Teaching Computers to Be Impolite

As we inch closer and closer to having self-driving vehicles become commonplace, Google is learning more and more about what an autonomous car will need to do and how it will need to behave to provide the most dependable, comfortable, and safest experience for the passenger. Recent findings suggest that the current versions are too polite and need to be able to be a little more aggressive.

According to the Safety Drivers, which are Google employees who test drive and take notes on how the car reacts in different situations, the vehicles need to respond in a more human-like way in order to be able to compete safely in traffic that contains human drivers.

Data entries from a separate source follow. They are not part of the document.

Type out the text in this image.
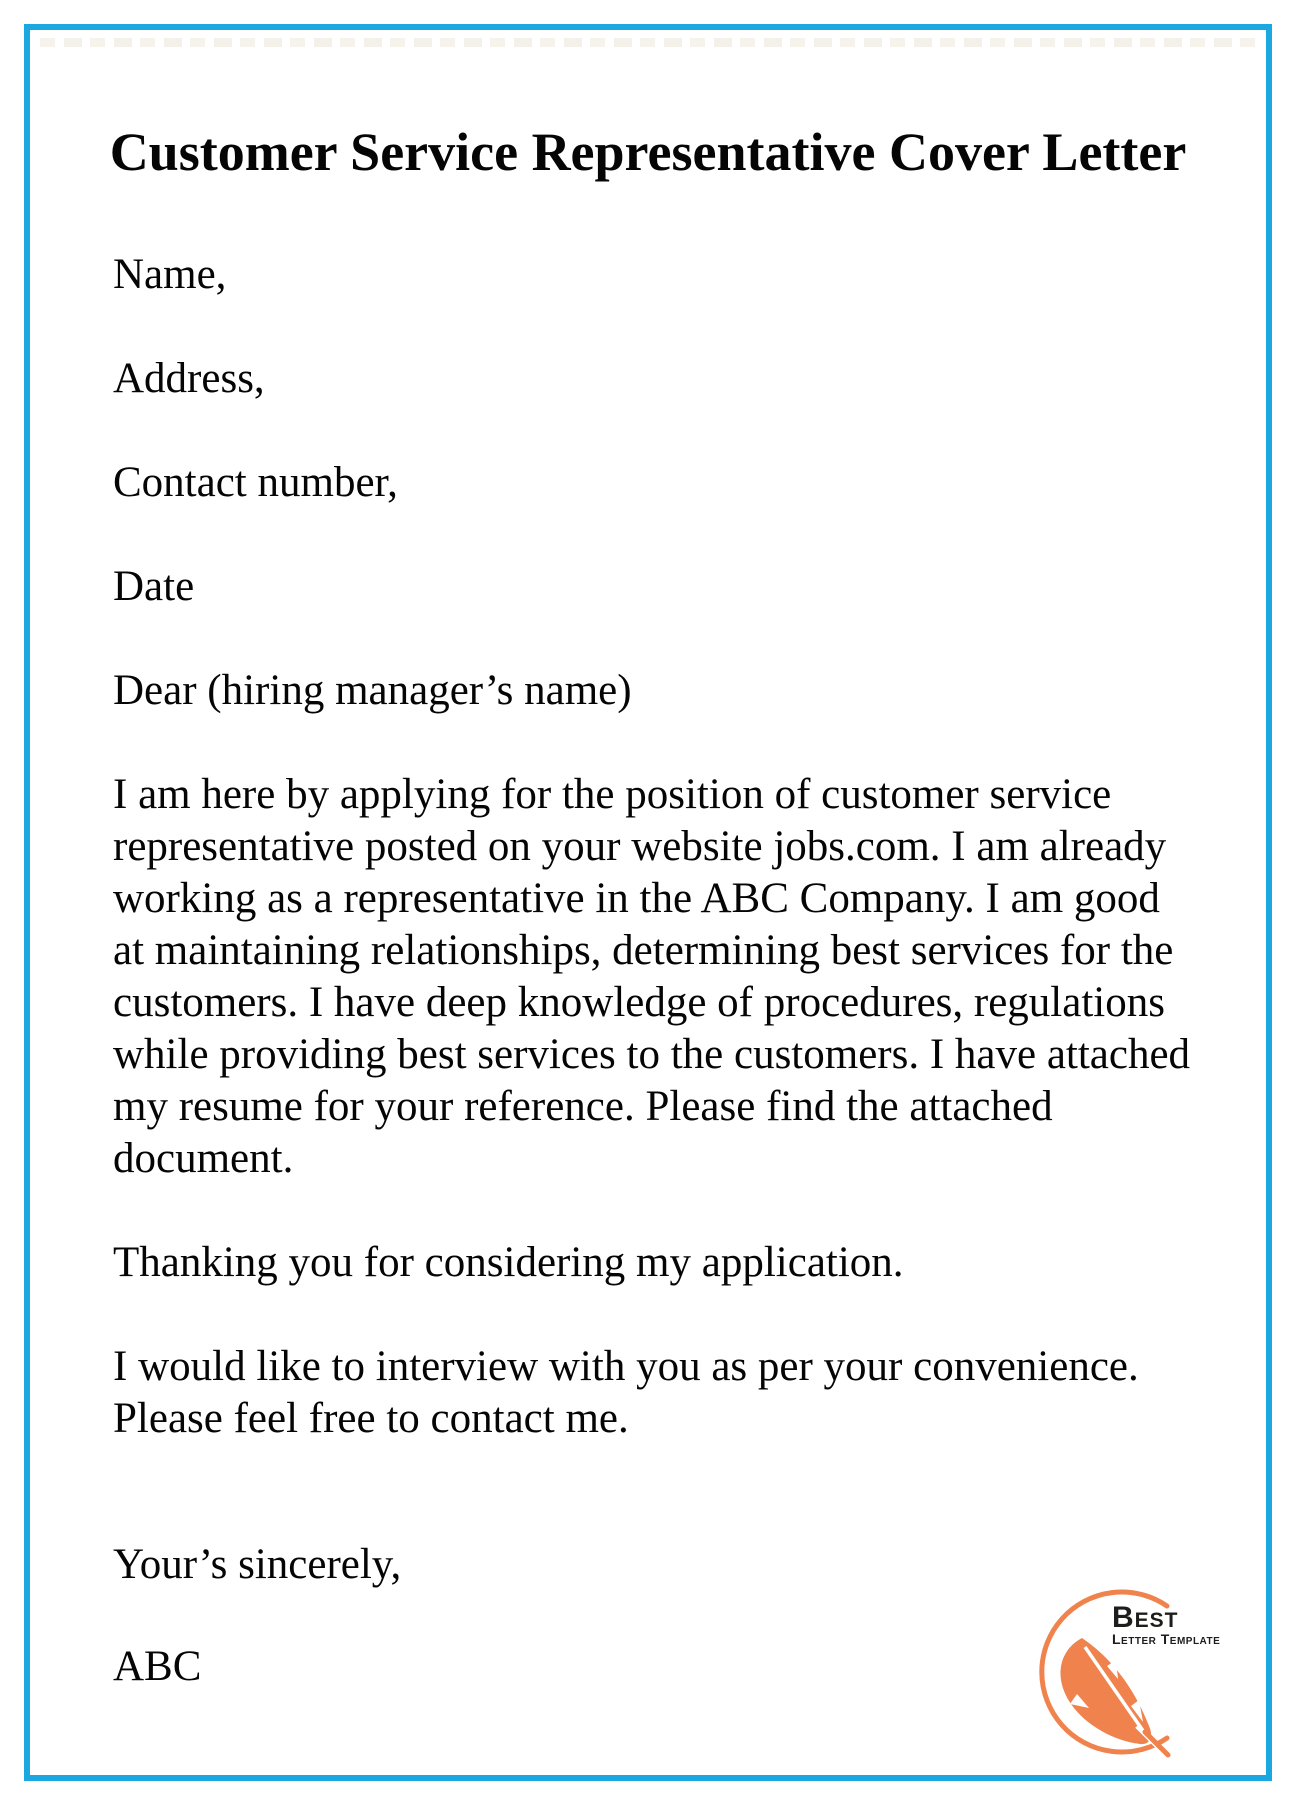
Customer Service Representative Cover Letter
Name,
Address,
Contact number,
Date
Dear (hiring manager’s name)
I am here by applying for the position of customer service
representative posted on your website jobs.com. I am already
working as a representative in the ABC Company. I am good
at maintaining relationships, determining best services for the
customers. I have deep knowledge of procedures, regulations
while providing best services to the customers. I have attached
my resume for your reference. Please find the attached
document.
Thanking you for considering my application.
I would like to interview with you as per your convenience.
Please feel free to contact me.
Your’s sincerely,
ABC
Best
Letter Template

For example, when a driver is on a busy roadway and is coming up on the desired exit, it is common to speed up in order to change lanes if adequate space is not immediately available. The autonomous car is programmed instead to maintain its current speed and simply wait for an opening. Presumably, it would be able to calculate other cars on the road and the speed at which they are traveling and determine when it would be advisable to begin searching for said opening in time to exit. If this is not the case, however, or if it is not possible to change lanes in time, the Safety Drivers recommend programming that would allow the car to speed up for the lane change, if necessary.

Another problem spot for the self driving machine is the 4-way stop. For most of us, we stop at the sign, then roll just a bit when we believe it is “our turn” to let the other drivers know of this belief. It’s kind of a question, and if no other car moves we have our answer and we proceed into and through the intersection. The Google car is programmed to wait a certain number of minutes after the other cars have stopped. If there is no movement the car assumes it’s “his turn” and proceeds. The problem here is obvious. The passenger in this vehicle will be stopped for a long time. The Safety Drivers have determined that the car should be able to ask its question with a slight roll to inch forward, notifying the other drivers of its intention.

According to one Safety Driver, the car is going to behave best when “it’s natural and the car abides by social norms on the road; it’s also safer.”

There is no word on how soon this new programming will take place or how to teach the vehicle to “abide by social norms”, but it’s apparent that until most of the traffic on the road is computer-driven, computers will have to learn to drive like humans.